Monday, July 19, 2010

Trails not Tracks: Access to Pogonip will Solve the Problems with Heroin Hill


A 640 acre city park in Santa Cruz called Pogonip has an area known as Heroin Hill which is the place to score cheap heroin in Northern California. Heroin addicts come to Santa Cruz from all over Northern California (and beyond) and stick around - which may have increased the population of homeless. The incidence of petty and property crime has increased in the City over the past few years. The situation in the Pogonip has deteriorated so badly that many of the local residents have had enough. We saw opportunities to work with the city to bring in more positive use (i.e, mountain biking) to push out the bad use. We formed a sub-committee to focus on this issue. We were pleased to hear that the Parks and Recreation Department were crafting a multi-use trail plan right through Heroin Hill. If you are a mountain biker in Santa Cruz this multi-use trail will allow you a fun and scenic alternative to the train tracks to access the U-conn trail.

On Monday July 12th the multi-use trail proposal was introduced to the Parks and Recreation Commission at their monthly meeting. This proposal has the support of the Santa Cruz Police and Fire Departments, Parks and Recreation staff, the equestrians and Take Back Santa Cruz - a grassroots crime and public safety advocacy group. The mountain biking community fully supports this plan and offerred trail design, labor and fund raising to get this done. 



We were really pleased that the Commission voted 7-0 to move it forward to City Council. The next step is that the Parks and Rec multi-use trail will be discussed and voted by City Council probably in September. 

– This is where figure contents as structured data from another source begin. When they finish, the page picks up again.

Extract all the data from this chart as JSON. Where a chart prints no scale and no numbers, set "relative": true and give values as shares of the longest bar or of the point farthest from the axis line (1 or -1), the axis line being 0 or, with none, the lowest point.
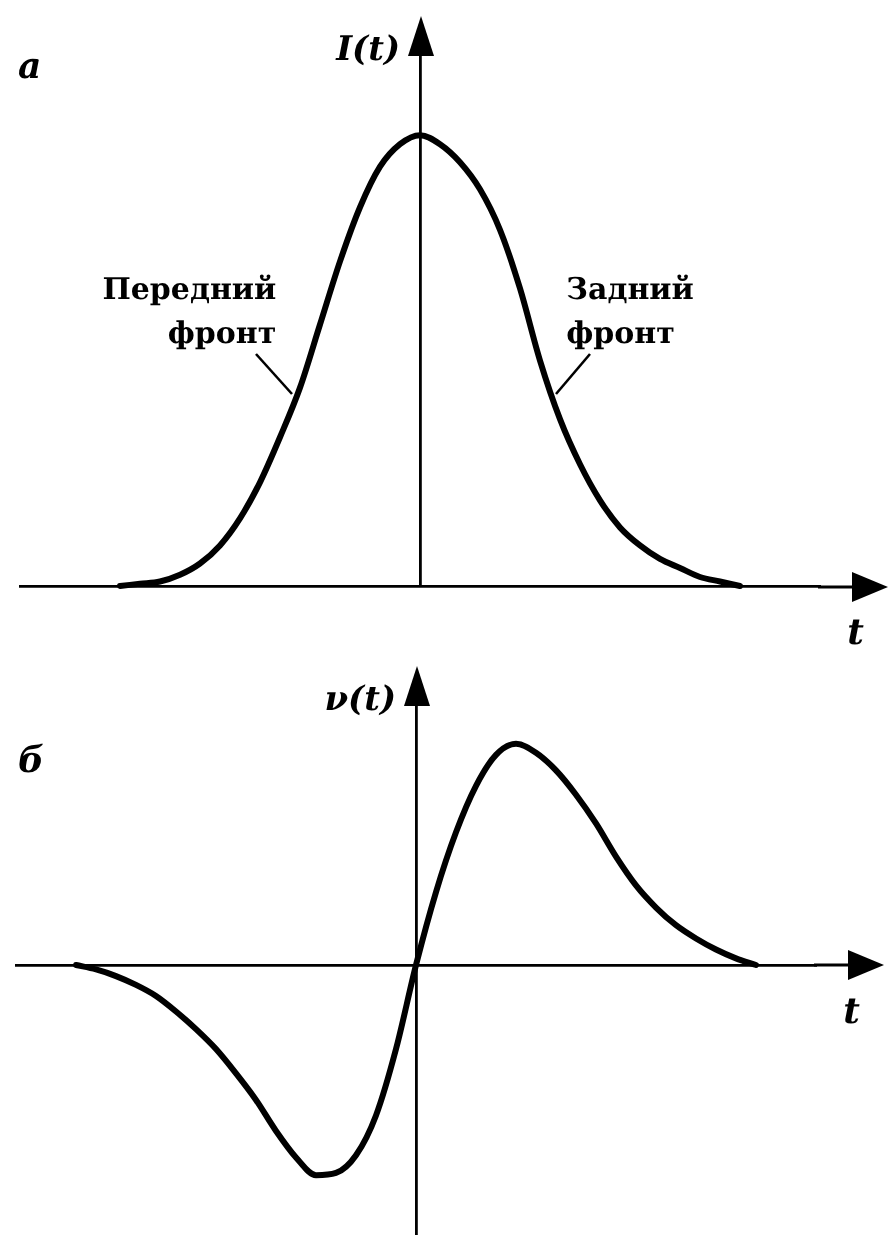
{
  "chart_data": [
    {
      "type": "line",
      "title": "а",
      "ylabel": "I(t)",
      "xlabel": "t",
      "annotations": [
        "Передний фронт",
        "Задний фронт"
      ],
      "relative": true,
      "categories": [
        null,
        null,
        null,
        null,
        null,
        null,
        null,
        null,
        null,
        null,
        null,
        null,
        null,
        null,
        null,
        null,
        null,
        null,
        null,
        null,
        null,
        null,
        null,
        null,
        null,
        null,
        null,
        null,
        null,
        null,
        null,
        null,
        null,
        null,
        null,
        null,
        null,
        null,
        null,
        null,
        null
      ],
      "series": [
        {
          "color": "#000000",
          "values": [
            null,
            null,
            null,
            null,
            null,
            0,
            0.005,
            0.01,
            0.025,
            0.05,
            0.09,
            0.15,
            0.23,
            0.33,
            0.44,
            0.58,
            0.72,
            0.84,
            0.93,
            0.98,
            1.0,
            0.98,
            0.94,
            0.88,
            0.79,
            0.66,
            0.5,
            0.37,
            0.27,
            0.19,
            0.13,
            0.09,
            0.06,
            0.04,
            0.02,
            0.01,
            0,
            null,
            null,
            null,
            null
          ]
        }
      ]
    },
    {
      "type": "line",
      "title": "б",
      "ylabel": "ν(t)",
      "xlabel": "t",
      "relative": true,
      "categories": [
        null,
        null,
        null,
        null,
        null,
        null,
        null,
        null,
        null,
        null,
        null,
        null,
        null,
        null,
        null,
        null,
        null,
        null,
        null,
        null,
        null,
        null,
        null,
        null,
        null,
        null,
        null,
        null,
        null,
        null,
        null,
        null,
        null,
        null,
        null,
        null,
        null,
        null,
        null,
        null,
        null
      ],
      "series": [
        {
          "color": "#000000",
          "values": [
            null,
            null,
            null,
            0,
            -0.02,
            -0.05,
            -0.09,
            -0.14,
            -0.21,
            -0.29,
            -0.38,
            -0.49,
            -0.61,
            -0.75,
            -0.87,
            -0.95,
            -0.94,
            -0.86,
            -0.68,
            -0.38,
            0,
            0.33,
            0.6,
            0.81,
            0.95,
            1.0,
            0.96,
            0.88,
            0.77,
            0.64,
            0.49,
            0.36,
            0.26,
            0.18,
            0.12,
            0.07,
            0.03,
            0,
            null,
            null,
            null
          ]
        }
      ]
    }
  ]
}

Right now we are shoring up our support within the mountain biking community, local bike shops and bike industry. We are also reaching out to community groups and local residents and visitors to Santa Cruz. Our opposition were not as prepared as we were for the Commission meeting but now they are starting to organize. We need to build a broad base of support for this plan to demonstrate that the community endorses this plan as a way of displacing the negative use of the park with positive use.


We think that opening up more of the park to legitimate use will prevent moving the illegal activity to another part of the park. 11 years ago mountain bikers and equestrians built the U-Conn multi-use trail in the northern part of Pogonip - which was also a refuge for illegal camping and drug activity. It was pushed out of that area after the trail was constructed and it was in use by the community. Mountain bikers love our community. We can provide positive solutions to displace the bad elements. Please support this plan!

Trails not Tracks!

10 comments:

BicyclingMonterey said...

Having biked Highway 9, I love the idea of an alternate route like that too!

Unknown said...

Where do you imagine the activity will be displaced to after the trail is built?

Unknown said...

I'm not trying to be hostile; I just really want to know where you think the drug selling might move.

funkyj said...

it is pointless to try and predict where the junkies will move to. Get the trail approved then observe new behavior and act again.

we simply must play "wack-a-mole"

funkyj said...

perhaps it will move here

http://www.santacruzsentinel.com/ci_15579670?source=most_viewed

pierce said...

if the dealers and junkies move to a state park (Natural Bridges), they'll get to deal with the state police/rangers...

Anonymous said...

Where there's a will there's a way, on both sides. Our will just has to be smarter. And in my experience, using addicts, aren't that smart. Pogonip never belonged to them, SC citizens jusy took it for granted for too long.

Amy said...

sorry-SC citizens 'just' took it for granted for too long. BTW funkyj, love the 'whack-a-mole' comment, so true in this town now.

Anonymous said...

How can the university get involved? U need alot if positive traffic to push out the negative. And safety which costs time and money. Get lots of students to use the corridor too

Anonymous said...

does anyone know the current status of this? i can't find anything more current. thank you.